Dr Paul Bunyan

A monument on Freedom Hill in Kyiv 

War represents a violation of the human condition in so many ways. In what many consider to be her magnus opus The Human Condition, the philosophical and political theorist Hannah Arendt stresses the conditioned nature of humanity and contrasts this with totalitarian ideologies wherein all-powerful beings can control the processes of history and nature.

Arendt’s main concern in much of her writing was to argue for the importance of politics and insight from her existentialist and phenomenological perspective and method. In The Human Condition Arendt identifies three different components of or what she terms the vita activa (the active life) – labour, work and action.  

Labour refers to the human body and those biological and cyclical needs which must be addressed for human life to be sustained.

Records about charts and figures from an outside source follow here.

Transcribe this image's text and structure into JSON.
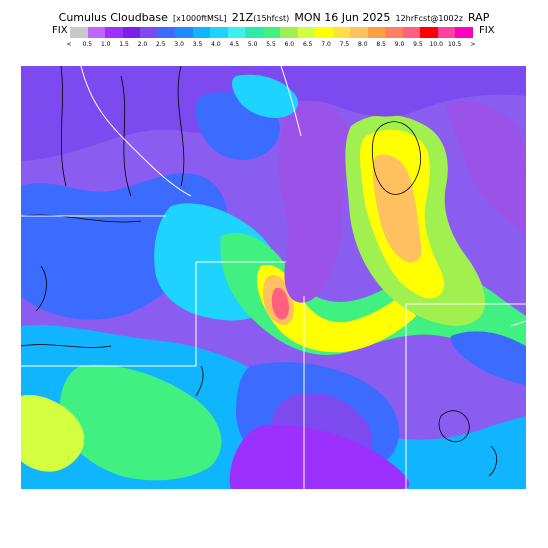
{
  "header": {
    "title_main_a": "Cumulus Cloudbase",
    "title_unit": "[x1000ftMSL]",
    "title_main_b": "21Z",
    "title_fcst": "(15hfcst)",
    "title_main_c": "MON 16 Jun 2025",
    "title_init": "12hrFcst@1002z",
    "title_model": "RAP"
  },
  "legend": {
    "fix_left": "FIX",
    "fix_right": "FIX",
    "colors": [
      "#c8c8c8",
      "#bf66ff",
      "#9b30ff",
      "#7a20e8",
      "#7d4af0",
      "#3c6cff",
      "#1e8cff",
      "#10b4ff",
      "#1ed4ff",
      "#3cf0f0",
      "#30e8a8",
      "#40f080",
      "#a0f050",
      "#d4ff40",
      "#ffff00",
      "#ffe040",
      "#ffc060",
      "#ffa040",
      "#ff8060",
      "#ff6080",
      "#ff0000",
      "#ff40a0",
      "#ff00c0"
    ],
    "ticks": [
      "<",
      "0.5",
      "1.0",
      "1.5",
      "2.0",
      "2.5",
      "3.0",
      "3.5",
      "4.0",
      "4.5",
      "5.0",
      "5.5",
      "6.0",
      "6.5",
      "7.0",
      "7.5",
      "8.0",
      "8.5",
      "9.0",
      "9.5",
      "10.0",
      "10.5",
      ">"
    ]
  },
  "map": {
    "background_color": "#8a5cf0",
    "lake_color": "#9a52e8",
    "border_color": "#ffffff",
    "county_color": "#000000"
  }
}
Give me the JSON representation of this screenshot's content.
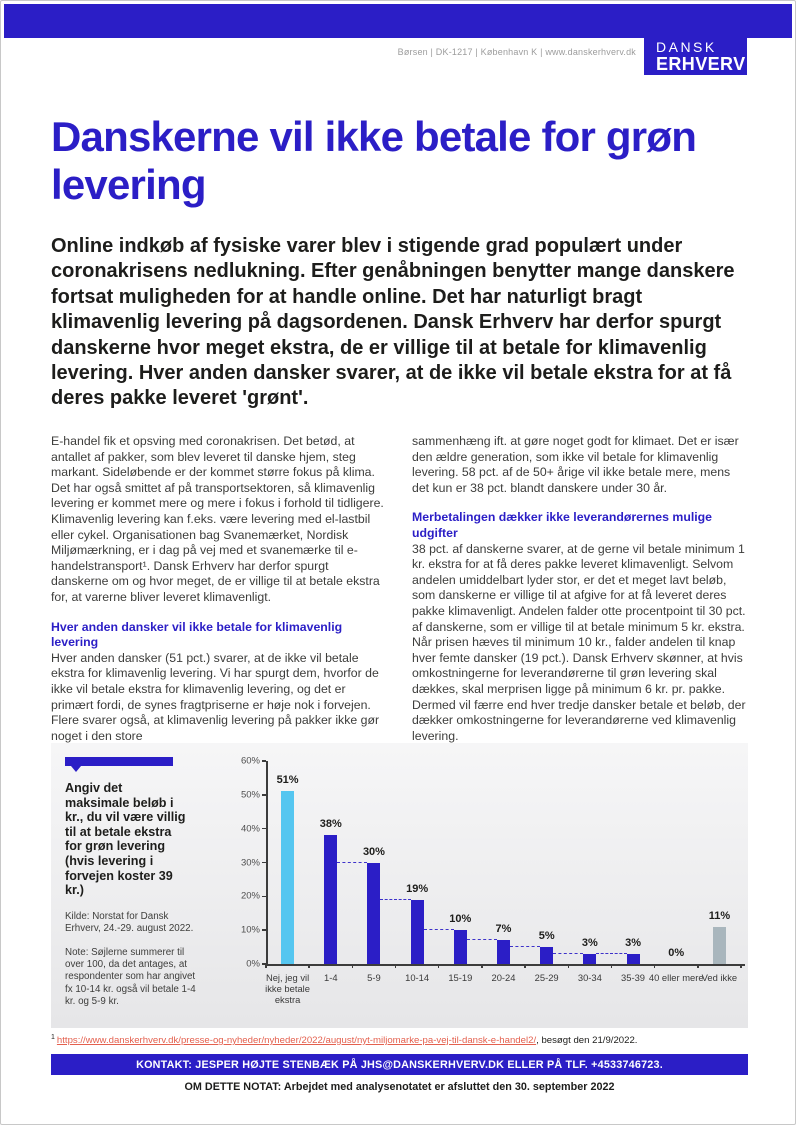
{
  "theme": {
    "brand": "#2B1EC6",
    "highlight": "#55C6F0",
    "muted_bar": "#A9B6BD",
    "link_red": "#E4604E"
  },
  "header": {
    "address_line": "Børsen | DK-1217 | København K | www.danskerhverv.dk",
    "logo_line1": "DANSK",
    "logo_line2": "ERHVERV"
  },
  "main": {
    "title": "Danskerne vil ikke betale for grøn levering",
    "intro": "Online indkøb af fysiske varer blev i stigende grad populært under coronakrisens nedlukning. Efter genåbningen benytter mange danskere fortsat muligheden for at handle online. Det har naturligt bragt klimavenlig levering på dagsordenen. Dansk Erhverv har derfor spurgt danskerne hvor meget ekstra, de er villige til at betale for klimavenlig levering. Hver anden dansker svarer, at de ikke vil betale ekstra for at få deres pakke leveret 'grønt'.",
    "left_column": {
      "p1": "E-handel fik et opsving med coronakrisen. Det betød, at antallet af pakker, som blev leveret til danske hjem, steg markant. Sideløbende er der kommet større fokus på klima. Det har også smittet af på transportsektoren, så klimavenlig levering er kommet mere og mere i fokus i forhold til tidligere. Klimavenlig levering kan f.eks. være levering med el-lastbil eller cykel. Organisationen bag Svanemærket, Nordisk Miljømærkning, er i dag på vej med et svanemærke til e-handelstransport¹. Dansk Erhverv har derfor spurgt danskerne om og hvor meget, de er villige til at betale ekstra for, at varerne bliver leveret klimavenligt.",
      "subhead": "Hver anden dansker vil ikke betale for klimavenlig levering",
      "p2": "Hver anden dansker (51 pct.) svarer, at de ikke vil betale ekstra for klimavenlig levering. Vi har spurgt dem, hvorfor de ikke vil betale ekstra for klimavenlig levering, og det er primært fordi, de synes fragtpriserne er høje nok i forvejen. Flere svarer også, at klimavenlig levering på pakker ikke gør noget i den store"
    },
    "right_column": {
      "p1": "sammenhæng ift. at gøre noget godt for klimaet. Det er især den ældre generation, som ikke vil betale for klimavenlig levering. 58 pct. af de 50+ årige vil ikke betale mere, mens det kun er 38 pct. blandt danskere under 30 år.",
      "subhead": "Merbetalingen dækker ikke leverandørernes mulige udgifter",
      "p2": "38 pct. af danskerne svarer, at de gerne vil betale minimum 1 kr. ekstra for at få deres pakke leveret klimavenligt. Selvom andelen umiddelbart lyder stor, er det et meget lavt beløb, som danskerne er villige til at afgive for at få leveret deres pakke klimavenligt. Andelen falder otte procentpoint til 30 pct. af danskerne, som er villige til at betale minimum 5 kr. ekstra. Når prisen hæves til minimum 10 kr., falder andelen til knap hver femte dansker (19 pct.). Dansk Erhverv skønner, at hvis omkostningerne for leverandørerne til grøn levering skal dækkes, skal merprisen ligge på minimum 6 kr. pr. pakke. Dermed vil færre end hver tredje dansker betale et beløb, der dækker omkostningerne for leverandørerne ved klimavenlig levering."
    }
  },
  "chart_data": {
    "type": "bar",
    "title": "Angiv det maksimale beløb i kr., du vil være villig til at betale ekstra for grøn levering (hvis levering i forvejen koster 39 kr.)",
    "source": "Kilde: Norstat for Dansk Erhverv, 24.-29. august 2022.",
    "note": "Note: Søjlerne summerer til over 100, da det antages, at respondenter som har angivet fx 10-14 kr. også vil betale 1-4 kr. og 5-9 kr.",
    "categories": [
      "Nej, jeg vil ikke betale ekstra",
      "1-4",
      "5-9",
      "10-14",
      "15-19",
      "20-24",
      "25-29",
      "30-34",
      "35-39",
      "40 eller mere",
      "Ved ikke"
    ],
    "values": [
      51,
      38,
      30,
      19,
      10,
      7,
      5,
      3,
      3,
      0,
      11
    ],
    "labels": [
      "51%",
      "38%",
      "30%",
      "19%",
      "10%",
      "7%",
      "5%",
      "3%",
      "3%",
      "0%",
      "11%"
    ],
    "bar_colors": [
      "#55C6F0",
      "#2B1EC6",
      "#2B1EC6",
      "#2B1EC6",
      "#2B1EC6",
      "#2B1EC6",
      "#2B1EC6",
      "#2B1EC6",
      "#2B1EC6",
      "#2B1EC6",
      "#A9B6BD"
    ],
    "connectors": [
      [
        1,
        2
      ],
      [
        2,
        3
      ],
      [
        3,
        4
      ],
      [
        4,
        5
      ],
      [
        5,
        6
      ],
      [
        6,
        7
      ],
      [
        7,
        8
      ]
    ],
    "connector_color": "#2B1EC6",
    "xlabel": "",
    "ylabel": "",
    "ylim": [
      0,
      60
    ],
    "yticks": [
      "60%",
      "50%",
      "40%",
      "30%",
      "20%",
      "10%",
      "0%"
    ],
    "grid": false,
    "legend": null
  },
  "footnote": {
    "marker": "1",
    "link_text": "https://www.danskerhverv.dk/presse-og-nyheder/nyheder/2022/august/nyt-miljomarke-pa-vej-til-dansk-e-handel2/",
    "suffix": ", besøgt den 21/9/2022."
  },
  "footer": {
    "contact": "KONTAKT: JESPER HØJTE STENBÆK PÅ JHS@DANSKERHVERV.DK ELLER PÅ TLF. +4533746723.",
    "about": "OM DETTE NOTAT: Arbejdet med analysenotatet er afsluttet den 30. september 2022"
  }
}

Possibilities and potentialities for life and indeed politics become secondary when such basic needs are denied or violated. In war this basic human condition is accentuated and laid bare.

Work in contrast to labour refers to the fabrication of more permanent structures. Work provides shelter and safety from the unpredictable world of nature, providing a degree of stability, including the creation of public spaces where everyday life, including political action, become possible. In war where cities are reduced to rubble and landscapes to scorched earth, a sense of permanency, stability and hope for the future can be devastated.

The third and most important category of human activity for Arendt is action. As a German Jew, who escaped from Germany during the time of Hitler, the spectre of totalitarianism was central to Arendt’s philosophical and political outlook. Action or praxis relates to the human condition of plurality, the fact that humans are born equal but also as unique individuals.

For Arendt, the activity of politics provides the capacity for humans to exercise their freedom and realise distinctive potentialities and possibilities in the context of a public realm. At a time when anti-political sentiment has grown in the wake of, amongst other things, Trump, Putin, Brexit and Party-gate, Arendt reminds us of the importance of politics and that war as a manifestation of totalitarianism violates the human condition and the possibilities and potentialities of the vita activa.

Dr Paul Bunyan is a Senior Lecturer in Social Sciences at Edge Hill University.